Although this amendment adopts a uniform federal rule, it should

be noted that evidence of subsequent remedial measures may be

admissible pursuant to the second sentence of Rule 407. Evidence of

subsequent measures that is not barred by Rule 407 may still be

subject to exclusion on Rule 403 grounds when the dangers of

prejudice or confusion substantially outweigh the probative value

of the evidence.

GAP Report on Rule 407. The words "injury or harm" were

substituted for the word "event" in line 3. The stylization changes

in the second sentence of the rule were eliminated. The words

"causing 'injury or harm' " were added to the Committee Note.

-End-

-CITE-

28 USC APPENDIX Rule 408 01/06/03

-EXPCITE-

TITLE 28 - APPENDIX

FEDERAL RULES OF EVIDENCE

ARTICLE IV. RELEVANCY AND ITS LIMITS

-HEAD-

Rule 408. Compromise and Offers to Compromise

-STATUTE-

Evidence of (1) furnishing or offering or promising to furnish,

or (2) accepting or offering or promising to accept, a valuable

consideration in compromising or attempting to compromise a claim

which was disputed as to either validity or amount, is not

admissible to prove liability for or invalidity of the claim or its

amount. Evidence of conduct or statements made in compromise

negotiations is likewise not admissible. This rule does not require

the exclusion of any evidence otherwise discoverable merely because

it is presented in the course of compromise negotiations. This rule

also does not require exclusion when the evidence is offered for

another purpose, such as proving bias or prejudice of a witness,

negativing a contention of undue delay, or proving an effort to

obstruct a criminal investigation or prosecution.

-SOURCE-

(Pub. L. 93-595, Sec. 1, Jan. 2, 1975, 88 Stat. 1933.)

-MISC1-

NOTES OF ADVISORY COMMITTEE ON PROPOSED RULES

As a matter of general agreement, evidence of an offer-to

compromise a claim is not receivable in evidence as an admission

of, as the case may be, the validity or invalidity of the claim. As

with evidence of subsequent remedial measures, dealt with in Rule

407, exclusion may be based on two grounds. (1) The evidence is

irrelevant, since the offer may be motivated by a desire for peace

rather than from any concession of weakness of position. The

validity of this position will vary as the amount of the offer

varies in relation to the size of the claim and may also be

influenced by other circumstances. (2) a more consistently

impressive ground is promotion of the public policy favoring the

compromise and settlement of disputes. McCormick Secs. 76, 251.

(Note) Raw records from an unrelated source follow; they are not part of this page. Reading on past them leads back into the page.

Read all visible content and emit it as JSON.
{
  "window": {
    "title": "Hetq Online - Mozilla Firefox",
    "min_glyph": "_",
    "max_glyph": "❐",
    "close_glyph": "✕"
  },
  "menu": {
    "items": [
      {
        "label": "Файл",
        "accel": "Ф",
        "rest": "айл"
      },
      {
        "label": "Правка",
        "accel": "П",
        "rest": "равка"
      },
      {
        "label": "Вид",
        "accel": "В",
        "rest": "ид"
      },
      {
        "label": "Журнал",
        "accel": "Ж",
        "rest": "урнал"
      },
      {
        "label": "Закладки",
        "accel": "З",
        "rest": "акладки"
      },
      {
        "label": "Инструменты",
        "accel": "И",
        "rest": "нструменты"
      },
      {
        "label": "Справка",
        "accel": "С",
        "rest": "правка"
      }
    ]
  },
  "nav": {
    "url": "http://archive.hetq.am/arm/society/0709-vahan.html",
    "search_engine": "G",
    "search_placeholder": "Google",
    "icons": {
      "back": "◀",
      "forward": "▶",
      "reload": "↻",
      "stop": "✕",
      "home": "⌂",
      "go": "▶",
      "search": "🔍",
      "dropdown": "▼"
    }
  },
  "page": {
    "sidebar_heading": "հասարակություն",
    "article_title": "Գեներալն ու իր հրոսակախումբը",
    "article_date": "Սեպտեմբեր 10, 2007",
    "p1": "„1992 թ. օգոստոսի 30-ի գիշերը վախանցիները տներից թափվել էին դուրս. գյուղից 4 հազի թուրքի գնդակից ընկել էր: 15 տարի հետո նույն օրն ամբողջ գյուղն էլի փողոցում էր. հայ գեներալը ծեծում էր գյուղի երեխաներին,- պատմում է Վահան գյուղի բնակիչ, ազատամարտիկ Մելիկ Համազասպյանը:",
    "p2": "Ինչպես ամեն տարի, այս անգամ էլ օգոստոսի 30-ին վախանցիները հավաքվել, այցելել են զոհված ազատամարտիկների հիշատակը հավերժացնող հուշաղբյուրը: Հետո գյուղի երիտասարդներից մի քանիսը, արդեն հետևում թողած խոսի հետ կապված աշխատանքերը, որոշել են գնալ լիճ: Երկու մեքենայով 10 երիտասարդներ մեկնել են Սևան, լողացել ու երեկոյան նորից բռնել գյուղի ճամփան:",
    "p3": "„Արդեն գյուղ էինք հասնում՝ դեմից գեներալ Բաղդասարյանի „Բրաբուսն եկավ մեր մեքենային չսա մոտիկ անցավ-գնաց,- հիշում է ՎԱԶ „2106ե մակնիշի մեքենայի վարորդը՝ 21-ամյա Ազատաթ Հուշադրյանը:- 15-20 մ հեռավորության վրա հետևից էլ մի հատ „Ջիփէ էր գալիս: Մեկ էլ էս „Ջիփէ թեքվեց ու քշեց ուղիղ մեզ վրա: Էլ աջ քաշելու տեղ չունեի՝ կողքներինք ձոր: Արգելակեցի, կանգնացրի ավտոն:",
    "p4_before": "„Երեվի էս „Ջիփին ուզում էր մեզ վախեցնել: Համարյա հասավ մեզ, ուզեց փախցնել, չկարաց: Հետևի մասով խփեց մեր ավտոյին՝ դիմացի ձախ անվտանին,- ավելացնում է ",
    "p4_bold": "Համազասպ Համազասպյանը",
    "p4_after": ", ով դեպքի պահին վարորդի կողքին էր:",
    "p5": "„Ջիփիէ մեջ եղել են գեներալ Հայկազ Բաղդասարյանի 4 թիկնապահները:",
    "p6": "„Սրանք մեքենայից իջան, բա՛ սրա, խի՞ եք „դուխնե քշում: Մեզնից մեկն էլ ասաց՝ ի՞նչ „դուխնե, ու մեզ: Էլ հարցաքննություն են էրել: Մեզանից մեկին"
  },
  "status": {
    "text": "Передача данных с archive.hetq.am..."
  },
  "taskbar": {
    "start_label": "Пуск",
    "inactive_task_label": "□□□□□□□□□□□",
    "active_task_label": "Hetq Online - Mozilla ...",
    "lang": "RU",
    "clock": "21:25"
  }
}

While the rule is ordinarily phrased in terms of offers of

compromise, it is apparent that a similar attitude must be taken

with respect to completed compromises when offered against a party

thereto. This latter situation will not, of course, ordinarily

occur except when a party to the present litigation has compromised

with a third person.

The same policy underlies the provision of Rule 68 of the Federal

Rules of Civil Procedure that evidence of an unaccepted offer of

judgment is not admissible except in a proceeding to determine

costs.

The practical value of the common law rule has been greatly

diminished by its inapplicability to admissions of fact, even

though made in the course of compromise negotiations, unless

hypothetical, stated to be "without prejudice," or so connected

with the offer as to be inseparable from it. McCormick Sec. 251,

pp. 540-541. An inevitable effect is to inhibit freedom of

communication with respect to compromise, even among lawyers.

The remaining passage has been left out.